Jasmine e Ginger têm uma origem de White Trash (lixo “branco”), ou seja, de brancos pobres considerados perdedores/as (losers) no contexto capitalista norte-americano, mas enquanto a loira subiu antes de cair na escala social a morena se contentou em casar com homens medíocres e pobres. Jasmine abandonou sua graduação em Antropologia para se casar com o magnata financeiro e Ginger virou uma dona de casa com dois filhos que, separada, trabalha em um supermercado do Mission District. A crise econômica destruiu o casamento de ambas: o da loira pela fraude dos negócios do marido e o da morena porque o mesmo fato dragou todas as economias do seu companheiro. Unidas pela adoção e pelo fracasso de suas vidas amorosas, Ginger e Jasmine têm muito mais em comum do que parece inicialmente ao espectador.

O filme gira em torno da história de ambas, seus distanciamentos e aproximações, mas – em especial – de suas tentativas de não se afogarem em meio à crise financeira e pessoal. Jasmine tenta juntar seus pedaços e seguir em frente, retomar os estudos enquanto trabalha como recepcionista para sobreviver. Sua perseverança une sua fragilidade a uma ética de trabalho férrea em uma mistura cruel consigo mesma. Ginger, por sua vez, aventa abandonar seu namorado simplório e machista por um homem mais galanteador e com chances de ascensão social. Em comum, os destinos de ambas envolvem homens cujo envolvimento com elas é sempre incerto e provisório. Sem qualificação educacional e condições para sobreviver por seus próprios meios vivem em torno de uma armadilha.

Cate Blanchette encarna Jasmine com a precisão e o talento que lhe é peculiar.
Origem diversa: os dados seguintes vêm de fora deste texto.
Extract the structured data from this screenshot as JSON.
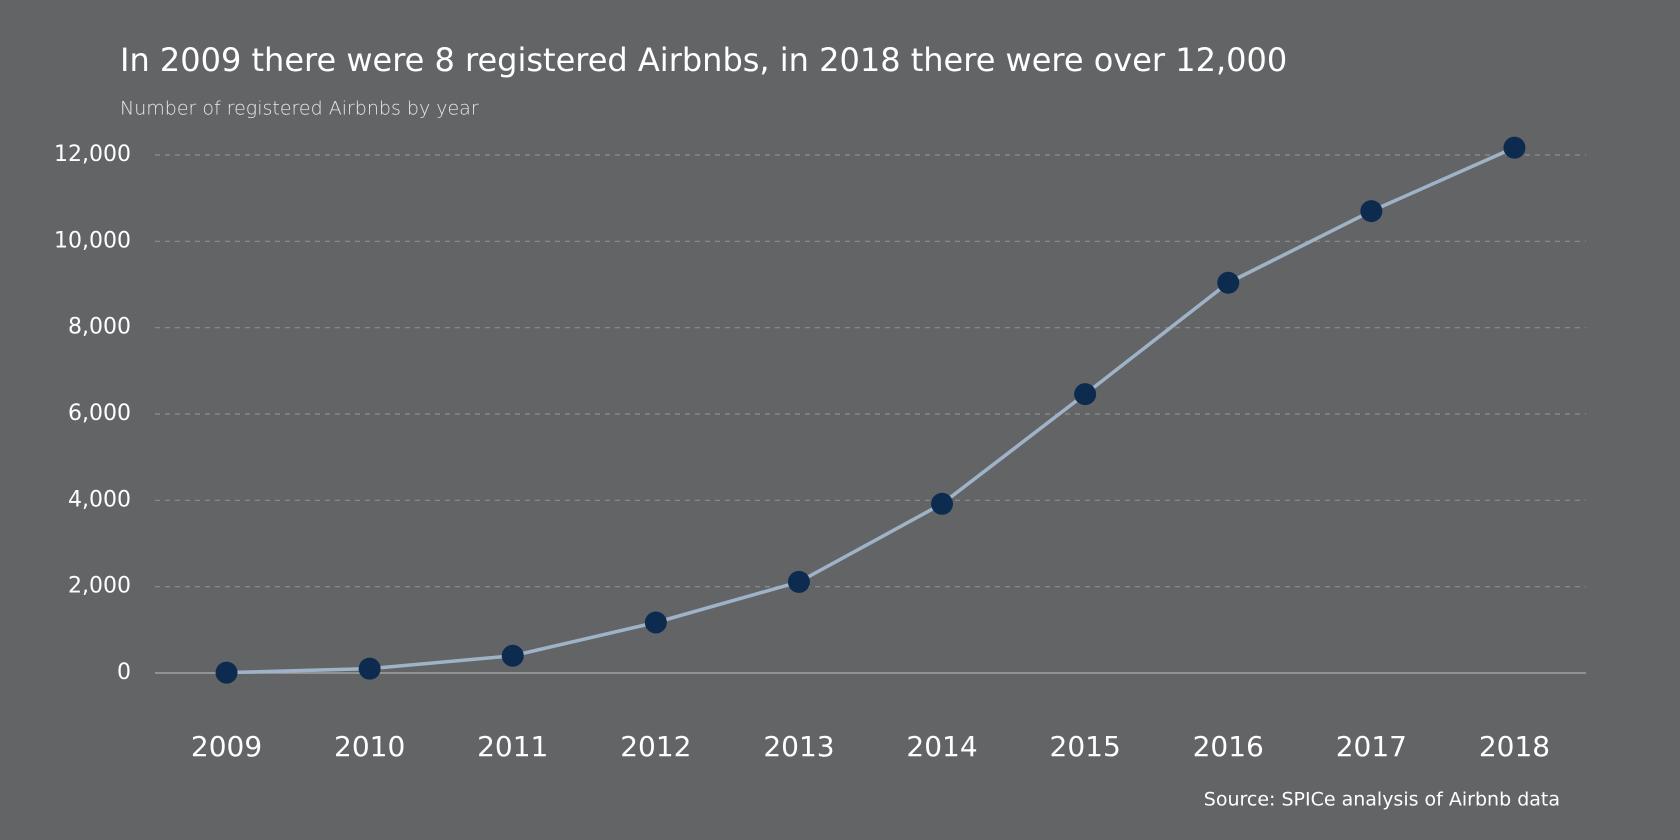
{
  "chart_data": {
    "type": "line",
    "title": "In 2009 there were 8 registered Airbnbs, in 2018 there were over 12,000",
    "subtitle": "Number of registered Airbnbs by year",
    "source": "Source: SPICe analysis of Airbnb data",
    "categories": [
      "2009",
      "2010",
      "2011",
      "2012",
      "2013",
      "2014",
      "2015",
      "2016",
      "2017",
      "2018"
    ],
    "series": [
      {
        "name": "Registered Airbnbs",
        "color": "#9fb3c8",
        "marker_color": "#0d2b4f",
        "values": [
          8,
          100,
          400,
          1170,
          2110,
          3920,
          6460,
          9040,
          10700,
          12170
        ]
      }
    ],
    "ylim": [
      0,
      12000
    ],
    "yticks": [
      0,
      {
        "value": 2000,
        "label": "2,000"
      },
      {
        "value": 4000,
        "label": "4,000"
      },
      {
        "value": 6000,
        "label": "6,000"
      },
      {
        "value": 8000,
        "label": "8,000"
      },
      {
        "value": 10000,
        "label": "10,000"
      },
      {
        "value": 12000,
        "label": "12,000"
      }
    ],
    "grid": true
  }
}
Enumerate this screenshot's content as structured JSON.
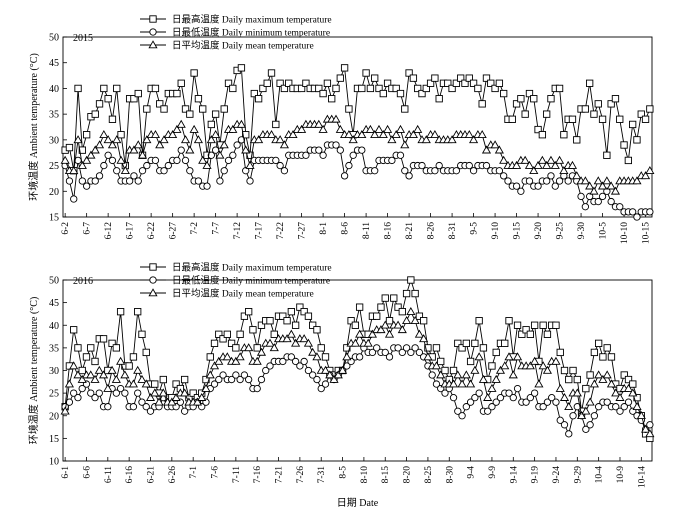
{
  "chart_data": [
    {
      "type": "line",
      "panel_label": "2015",
      "xlabel": "",
      "ylabel": "环境温度 Ambient temperature (°C)",
      "ylim": [
        15,
        50
      ],
      "yticks": [
        15,
        20,
        25,
        30,
        35,
        40,
        45,
        50
      ],
      "x_tick_labels": [
        "6-2",
        "6-7",
        "6-12",
        "6-17",
        "6-22",
        "6-27",
        "7-2",
        "7-7",
        "7-12",
        "7-17",
        "7-22",
        "7-27",
        "8-1",
        "8-6",
        "8-11",
        "8-16",
        "8-21",
        "8-26",
        "8-31",
        "9-5",
        "9-10",
        "9-15",
        "9-20",
        "9-25",
        "9-30",
        "10-5",
        "10-10",
        "10-15"
      ],
      "day_count": 137,
      "grid": false,
      "legend_position": "top-left",
      "series": [
        {
          "name": "日最高温度 Daily maximum temperature",
          "marker": "square",
          "values": [
            28,
            28.5,
            24,
            40,
            28,
            31,
            34.5,
            35,
            37,
            40,
            38,
            34,
            40,
            31,
            25,
            38,
            38,
            39,
            27,
            36,
            40,
            40,
            37,
            36,
            39,
            39,
            39,
            41,
            36,
            35,
            43,
            38,
            36,
            27,
            33,
            35,
            29,
            36,
            41,
            40,
            43.5,
            44,
            31,
            27,
            39,
            38,
            40,
            41,
            43,
            33,
            41,
            40,
            41,
            40,
            40,
            40,
            41,
            40,
            40,
            40,
            39,
            41,
            38,
            40,
            42,
            44,
            36,
            31,
            40,
            40,
            43,
            40,
            42,
            40,
            39,
            41,
            40,
            40,
            39,
            36,
            43,
            42,
            40,
            39,
            40,
            41,
            42,
            38,
            41,
            41,
            40,
            41,
            42,
            41,
            42,
            41,
            40,
            37,
            42,
            41,
            40,
            41,
            39,
            34,
            34,
            37,
            38,
            35,
            39,
            38,
            32,
            31,
            35,
            38,
            40,
            40,
            31,
            34,
            34,
            30,
            36,
            36,
            41,
            35,
            37,
            34,
            27,
            37,
            38,
            34,
            29,
            26,
            33,
            30,
            35,
            34,
            36
          ]
        },
        {
          "name": "日最低温度 Daily minimum temperature",
          "marker": "circle",
          "values": [
            25,
            22,
            18.5,
            26,
            22,
            21,
            22,
            22,
            23,
            25,
            27,
            26,
            24,
            22,
            22,
            22,
            23,
            22,
            24,
            25,
            26,
            26,
            24,
            24,
            25,
            26,
            26,
            28,
            26,
            24,
            22,
            22,
            21,
            21,
            27,
            28,
            22,
            24,
            26,
            27,
            29,
            30,
            24,
            22,
            26,
            26,
            26,
            26,
            26,
            26,
            25,
            24,
            27,
            27,
            27,
            27,
            27,
            28,
            28,
            28,
            27,
            29,
            29,
            29,
            28,
            23,
            25,
            27,
            28,
            28,
            24,
            24,
            24,
            26,
            26,
            26,
            26,
            27,
            27,
            24,
            23,
            25,
            25,
            25,
            24,
            24,
            24,
            25,
            24,
            24,
            24,
            24,
            25,
            25,
            25,
            24,
            25,
            25,
            25,
            24,
            24,
            24,
            23,
            22,
            21,
            21,
            20,
            22,
            22,
            21,
            21,
            22,
            22,
            23,
            21,
            22,
            23,
            22,
            23,
            22,
            19,
            17,
            19,
            18,
            18,
            19,
            20,
            18,
            17,
            17,
            16,
            16,
            16,
            15,
            16,
            16,
            16
          ]
        },
        {
          "name": "日平均温度 Daily mean temperature",
          "marker": "triangle",
          "values": [
            26,
            24,
            24,
            30,
            25,
            26,
            27,
            28,
            29,
            31,
            30,
            29,
            30,
            26,
            24,
            28,
            28,
            29,
            27,
            30,
            31,
            31,
            29,
            30,
            31,
            31,
            32,
            33,
            30,
            28,
            32,
            30,
            26,
            25,
            30,
            31,
            27,
            29,
            32,
            32,
            33,
            33,
            28,
            25,
            30,
            30,
            31,
            31,
            31,
            30,
            30,
            29,
            31,
            31,
            32,
            32,
            33,
            33,
            33,
            33,
            32,
            34,
            34,
            34,
            32,
            31,
            31,
            30,
            31,
            31,
            32,
            32,
            31,
            32,
            31,
            32,
            30,
            31,
            32,
            29,
            31,
            31,
            32,
            30,
            30,
            31,
            31,
            30,
            30,
            30,
            30,
            31,
            31,
            31,
            31,
            30,
            31,
            31,
            28,
            29,
            29,
            28,
            26,
            25,
            25,
            25,
            26,
            26,
            25,
            24,
            25,
            26,
            25,
            26,
            25,
            26,
            24,
            25,
            25,
            23,
            22,
            22,
            21,
            20,
            22,
            21,
            22,
            21,
            20,
            22,
            22,
            22,
            22,
            22,
            23,
            23,
            24
          ]
        }
      ]
    },
    {
      "type": "line",
      "panel_label": "2016",
      "xlabel": "日期 Date",
      "ylabel": "环境温度 Ambient temperature (°C)",
      "ylim": [
        10,
        50
      ],
      "yticks": [
        10,
        15,
        20,
        25,
        30,
        35,
        40,
        45,
        50
      ],
      "x_tick_labels": [
        "6-1",
        "6-6",
        "6-11",
        "6-16",
        "6-21",
        "6-26",
        "7-1",
        "7-6",
        "7-11",
        "7-16",
        "7-21",
        "7-26",
        "7-31",
        "8-5",
        "8-10",
        "8-15",
        "8-20",
        "8-25",
        "8-30",
        "9-4",
        "9-9",
        "9-14",
        "9-19",
        "9-24",
        "9-29",
        "10-4",
        "10-9",
        "10-14"
      ],
      "day_count": 138,
      "grid": false,
      "legend_position": "top-left",
      "series": [
        {
          "name": "日最高温度 Daily maximum temperature",
          "marker": "square",
          "values": [
            22,
            31,
            39,
            35,
            30,
            33,
            35,
            32,
            37,
            37,
            30,
            36,
            35,
            43,
            31,
            31,
            33,
            43,
            38,
            34,
            27,
            27,
            25,
            28,
            24,
            24,
            27,
            26,
            28,
            24,
            25,
            24,
            25,
            28,
            33,
            36,
            38,
            37,
            38,
            36,
            35,
            38,
            42,
            43,
            39,
            35,
            40,
            41,
            41,
            38,
            42,
            42,
            41,
            43,
            40,
            44,
            43,
            42,
            40,
            39,
            35,
            33,
            30,
            29,
            30,
            30,
            35,
            41,
            40,
            44,
            38,
            38,
            42,
            42,
            44,
            46,
            41,
            46,
            44,
            43,
            47,
            50,
            47,
            42,
            41,
            35,
            33,
            35,
            32,
            30,
            28,
            30,
            36,
            35,
            36,
            32,
            36,
            41,
            35,
            28,
            31,
            34,
            36,
            36,
            41,
            33,
            40,
            38,
            39,
            38,
            40,
            32,
            40,
            38,
            40,
            40,
            34,
            30,
            28,
            30,
            28,
            21,
            26,
            29,
            34,
            36,
            33,
            35,
            33,
            27,
            26,
            29,
            28,
            27,
            24,
            20,
            16,
            15
          ]
        },
        {
          "name": "日最低温度 Daily minimum temperature",
          "marker": "circle",
          "values": [
            22,
            23,
            25,
            24,
            26,
            27,
            25,
            24,
            25,
            22,
            22,
            26,
            25,
            26,
            25,
            22,
            22,
            25,
            23,
            22,
            21,
            22,
            22,
            24,
            22,
            22,
            22,
            23,
            21,
            22,
            22,
            23,
            22,
            23,
            26,
            27,
            28,
            29,
            28,
            28,
            29,
            28,
            29,
            28,
            26,
            26,
            28,
            30,
            31,
            32,
            32,
            32,
            33,
            33,
            32,
            31,
            32,
            30,
            29,
            28,
            26,
            27,
            29,
            28,
            29,
            30,
            31,
            32,
            33,
            33,
            35,
            34,
            34,
            35,
            34,
            34,
            33,
            35,
            35,
            34,
            35,
            34,
            35,
            34,
            33,
            31,
            29,
            27,
            26,
            25,
            26,
            24,
            21,
            20,
            22,
            23,
            24,
            25,
            21,
            21,
            22,
            23,
            24,
            25,
            25,
            24,
            26,
            23,
            23,
            24,
            25,
            22,
            22,
            23,
            24,
            23,
            19,
            18,
            16,
            20,
            22,
            20,
            17,
            18,
            20,
            22,
            23,
            23,
            22,
            22,
            21,
            22,
            23,
            21,
            20,
            19,
            17,
            18
          ]
        },
        {
          "name": "日平均温度 Daily mean temperature",
          "marker": "triangle",
          "values": [
            21,
            27,
            31,
            29,
            28,
            29,
            29,
            28,
            30,
            29,
            26,
            30,
            28,
            32,
            29,
            27,
            27,
            30,
            28,
            27,
            24,
            25,
            23,
            25,
            23,
            23,
            24,
            25,
            25,
            23,
            23,
            23,
            24,
            26,
            29,
            31,
            32,
            33,
            33,
            32,
            32,
            33,
            35,
            35,
            32,
            32,
            34,
            36,
            36,
            35,
            37,
            37,
            37,
            38,
            36,
            37,
            37,
            36,
            34,
            33,
            30,
            30,
            29,
            28,
            29,
            30,
            33,
            36,
            36,
            38,
            36,
            36,
            38,
            39,
            39,
            40,
            38,
            40,
            40,
            39,
            41,
            43,
            41,
            38,
            37,
            33,
            31,
            31,
            29,
            27,
            27,
            27,
            29,
            27,
            29,
            27,
            30,
            33,
            28,
            24,
            26,
            28,
            30,
            31,
            33,
            29,
            33,
            31,
            31,
            31,
            32,
            27,
            31,
            30,
            32,
            32,
            26,
            24,
            22,
            25,
            25,
            20,
            21,
            23,
            27,
            29,
            28,
            29,
            27,
            25,
            24,
            26,
            26,
            25,
            22,
            20,
            17,
            16
          ]
        }
      ]
    }
  ]
}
É outra flor rara de Allen, oitenta anos depois da crise de 1929 e em um perfil realista, uma versão mais multifacetada e moralmente ambígua da Cecilia de seu já clássico filme de 1985. Blanchette acerta no tom em um papel difícil, apresentado em camadas que se aprofundam com o andamento da estória como se fossemos convidados a conhecer seu interior cada vez mais em filigrana, o que nos aproxima com admiração e horror de sua fragilidade, seus erros e seu desamparo.

Em “Blue Jasmine”, Allen retrata vidas simples e entrelaçadas construindo um dos melhores retratos da América após a crise de 2008. San Francisco é cenário acertado para entender vidas entre a ascensão do que teóricos chamam de Nova Economia e a decadência e o descarte social dos indesejados. Não por acaso, em suas ruas não faltam pessoas sem-teto, não necessariamente miseráveis, mas mentalmente abaladas pelas promessas e as decepções do que um dia se chamou de “sonho americano”.